The evidence as a collective, suggests that immune dysregulation and the presence of AAb in people with ME/CFS may play a role in the contribution to specific symptoms or comorbidities. However, there is a lack of evidence to suggest ME/CFS is an autoimmune condition. It is critical to recognise the broader and more specific limitations of these studies, such as that of small sample sizes and the need for further mechanistic research to establish causal relationships and clinical significance. Notably, the heterogeneity of AAb profiles amongst ME/CFS patients underscores the complexity of this phenomenon and highlights the necessity for personalised approached to diagnosis and treatment.
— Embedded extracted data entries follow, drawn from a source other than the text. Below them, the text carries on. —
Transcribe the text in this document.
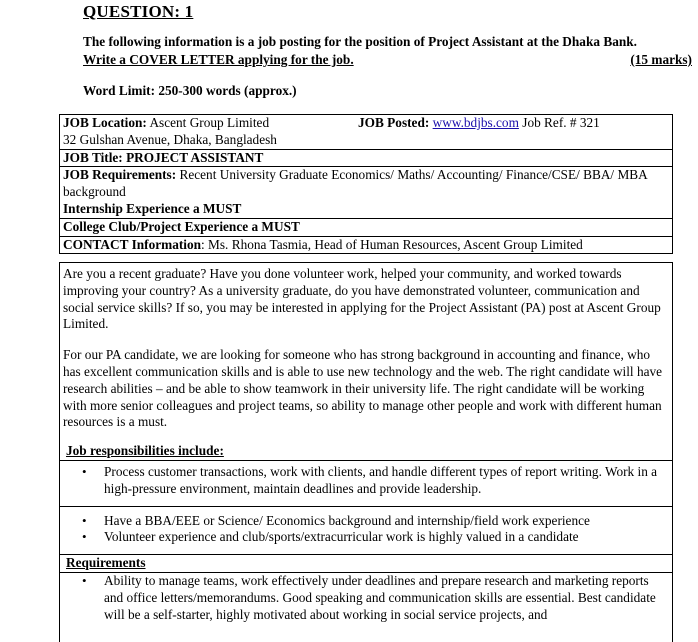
QUESTION: 1
The following information is a job posting for the position of Project Assistant at the Dhaka Bank.
Write a COVER LETTER applying for the job.	(15 marks)
Word Limit: 250-300 words (approx.)
JOB Location: Ascent Group Limited	JOB Posted: www.bdjbs.com Job Ref. # 321
32 Gulshan Avenue, Dhaka, Bangladesh
JOB Title: PROJECT ASSISTANT
JOB Requirements: Recent University Graduate Economics/ Maths/ Accounting/ Finance/CSE/ BBA/ MBA background
Internship Experience a MUST
College Club/Project Experience a MUST
CONTACT Information: Ms. Rhona Tasmia, Head of Human Resources, Ascent Group Limited

Are you a recent graduate? Have you done volunteer work, helped your community, and worked towards improving your country? As a university graduate, do you have demonstrated volunteer, communication and social service skills? If so, you may be interested in applying for the Project Assistant (PA) post at Ascent Group Limited.

For our PA candidate, we are looking for someone who has strong background in accounting and finance, who has excellent communication skills and is able to use new technology and the web. The right candidate will have research abilities – and be able to show teamwork in their university life. The right candidate will be working with more senior colleagues and project teams, so ability to manage other people and work with different human resources is a must.

Job responsibilities include:
• Process customer transactions, work with clients, and handle different types of report writing. Work in a high-pressure environment, maintain deadlines and provide leadership.
• Have a BBA/EEE or Science/ Economics background and internship/field work experience
• Volunteer experience and club/sports/extracurricular work is highly valued in a candidate
Requirements
• Ability to manage teams, work effectively under deadlines and prepare research and marketing reports and office letters/memorandums. Good speaking and communication skills are essential. Best candidate will be a self-starter, highly motivated about working in social service projects, and
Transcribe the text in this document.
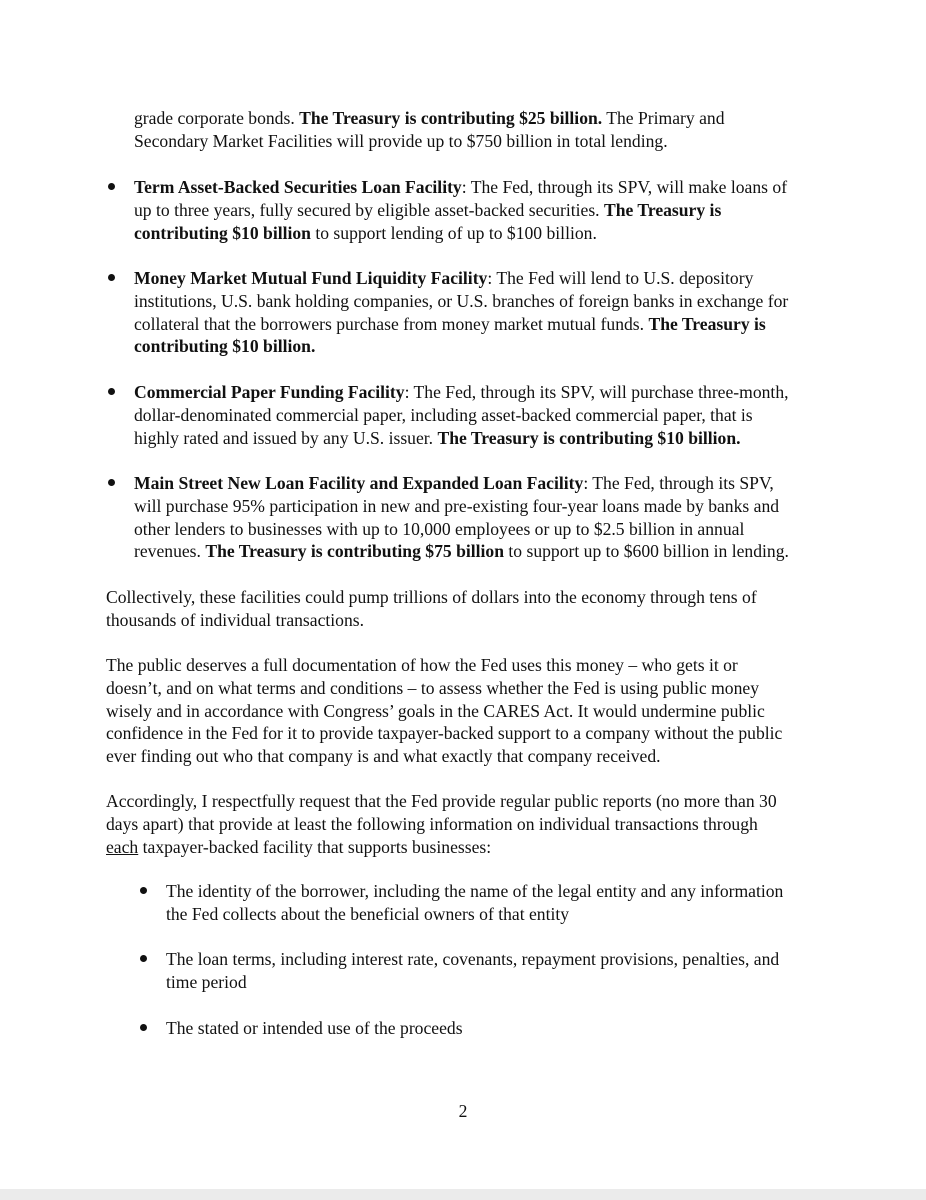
grade corporate bonds. The Treasury is contributing $25 billion. The Primary and
Secondary Market Facilities will provide up to $750 billion in total lending.

Term Asset-Backed Securities Loan Facility: The Fed, through its SPV, will make loans of
up to three years, fully secured by eligible asset-backed securities. The Treasury is
contributing $10 billion to support lending of up to $100 billion.

Money Market Mutual Fund Liquidity Facility: The Fed will lend to U.S. depository
institutions, U.S. bank holding companies, or U.S. branches of foreign banks in exchange for
collateral that the borrowers purchase from money market mutual funds. The Treasury is
contributing $10 billion.

Commercial Paper Funding Facility: The Fed, through its SPV, will purchase three-month,
dollar-denominated commercial paper, including asset-backed commercial paper, that is
highly rated and issued by any U.S. issuer. The Treasury is contributing $10 billion.

Main Street New Loan Facility and Expanded Loan Facility: The Fed, through its SPV,
will purchase 95% participation in new and pre-existing four-year loans made by banks and
other lenders to businesses with up to 10,000 employees or up to $2.5 billion in annual
revenues. The Treasury is contributing $75 billion to support up to $600 billion in lending.

Collectively, these facilities could pump trillions of dollars into the economy through tens of
thousands of individual transactions.

The public deserves a full documentation of how the Fed uses this money – who gets it or
doesn’t, and on what terms and conditions – to assess whether the Fed is using public money
wisely and in accordance with Congress’ goals in the CARES Act. It would undermine public
confidence in the Fed for it to provide taxpayer-backed support to a company without the public
ever finding out who that company is and what exactly that company received.

Accordingly, I respectfully request that the Fed provide regular public reports (no more than 30
days apart) that provide at least the following information on individual transactions through
each taxpayer-backed facility that supports businesses:

The identity of the borrower, including the name of the legal entity and any information
the Fed collects about the beneficial owners of that entity

The loan terms, including interest rate, covenants, repayment provisions, penalties, and
time period

The stated or intended use of the proceeds

2
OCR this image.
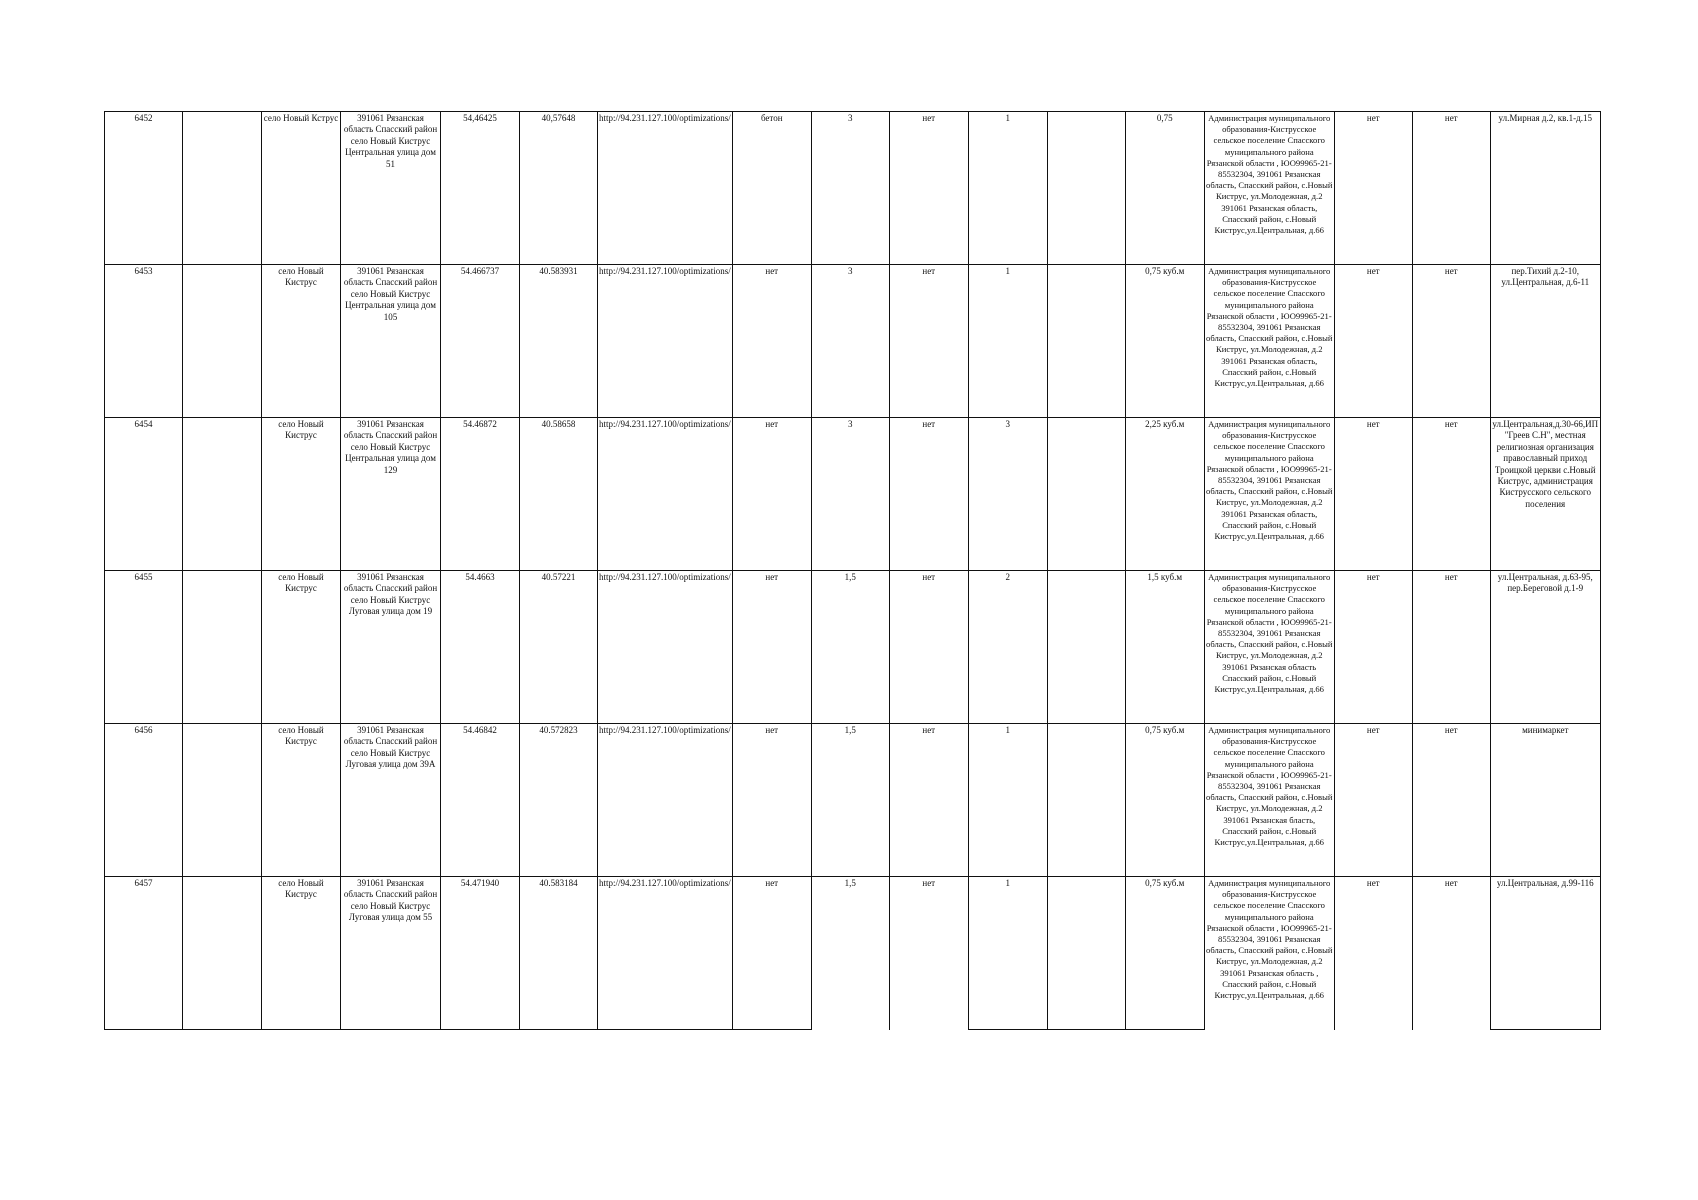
6452		село Новый Кструс	391061 Рязанская область Спасский район село Новый Киструс Центральная улица дом 51	54,46425	40,57648	http://94.231.127.100/optimizations/	бетон	3	нет	1		0,75	Администрация муниципального образования-Киструсское сельское поселение Спасского муниципального района Рязанской области , ЮО99965-21-85532304, 391061 Рязанская область, Спасский район, с.Новый Киструс, ул.Молодежная, д.2 391061 Рязанская область, Спасский район, с.Новый Киструс,ул.Центральная, д.66	нет	нет	ул.Мирная д.2, кв.1-д.15
6453		село Новый Киструс	391061 Рязанская область Спасский район село Новый Киструс Центральная улица дом 105	54.466737	40.583931	http://94.231.127.100/optimizations/	нет	3	нет	1		0,75 куб.м	Администрация муниципального образования-Киструсское сельское поселение Спасского муниципального района Рязанской области , ЮО99965-21-85532304, 391061 Рязанская область, Спасский район, с.Новый Киструс, ул.Молодежная, д.2 391061 Рязанская область, Спасский район, с.Новый Киструс,ул.Центральная, д.66	нет	нет	пер.Тихий д.2-10, ул.Центральная, д.6-11
6454		село Новый Киструс	391061 Рязанская область Спасский район село Новый Киструс Центральная улица дом 129	54.46872	40.58658	http://94.231.127.100/optimizations/	нет	3	нет	3		2,25 куб.м	Администрация муниципального образования-Киструсское сельское поселение Спасского муниципального района Рязанской области , ЮО99965-21-85532304, 391061 Рязанская область, Спасский район, с.Новый Киструс, ул.Молодежная, д.2 391061 Рязанская область, Спасский район, с.Новый Киструс,ул.Центральная, д.66	нет	нет	ул.Центральная,д.30-66,ИП "Греев С.Н", местная религиозная организация православный приход Троицкой церкви с.Новый Киструс, администрация Киструсского сельского поселения
6455		село Новый Киструс	391061 Рязанская область Спасский район село Новый Киструс Луговая улица дом 19	54.4663	40.57221	http://94.231.127.100/optimizations/	нет	1,5	нет	2		1,5 куб.м	Администрация муниципального образования-Киструсское сельское поселение Спасского муниципального района Рязанской области , ЮО99965-21-85532304, 391061 Рязанская область, Спасский район, с.Новый Киструс, ул.Молодежная, д.2 391061 Рязанская область Спасский район, с.Новый Киструс,ул.Центральная, д.66	нет	нет	ул.Центральная, д.63-95, пер.Береговой д.1-9
6456		село Новый Киструс	391061 Рязанская область Спасский район село Новый Киструс Луговая улица дом 39А	54.46842	40.572823	http://94.231.127.100/optimizations/	нет	1,5	нет	1		0,75 куб.м	Администрация муниципального образования-Киструсское сельское поселение Спасского муниципального района Рязанской области , ЮО99965-21-85532304, 391061 Рязанская область, Спасский район, с.Новый Киструс, ул.Молодежная, д.2 391061 Рязанская бласть, Спасский район, с.Новый Киструс,ул.Центральная, д.66	нет	нет	минимаркет
6457		село Новый Киструс	391061 Рязанская область Спасский район село Новый Киструс Луговая улица дом 55	54.471940	40.583184	http://94.231.127.100/optimizations/	нет	1,5	нет	1		0,75 куб.м	Администрация муниципального образования-Киструсское сельское поселение Спасского муниципального района Рязанской области , ЮО99965-21-85532304, 391061 Рязанская область, Спасский район, с.Новый Киструс, ул.Молодежная, д.2 391061 Рязанская область , Спасский район, с.Новый Киструс,ул.Центральная, д.66	нет	нет	ул.Центральная, д.99-116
Future studies should endeavour to uncover the precise mechanisms underlying autoimmunity in ME/CFS and its clinical applications, as well as utilise the various diagnostic autoimmune tests, such as ANA, rheumatoid factor, anti-dsDNA and others in distinguishing autoimmune presentations, from those of immune dysregulation. Additionally, studies should aim to stratify cohorts appropriately, as a control measure, to ensure the specific contribution of each variable is accurately identified.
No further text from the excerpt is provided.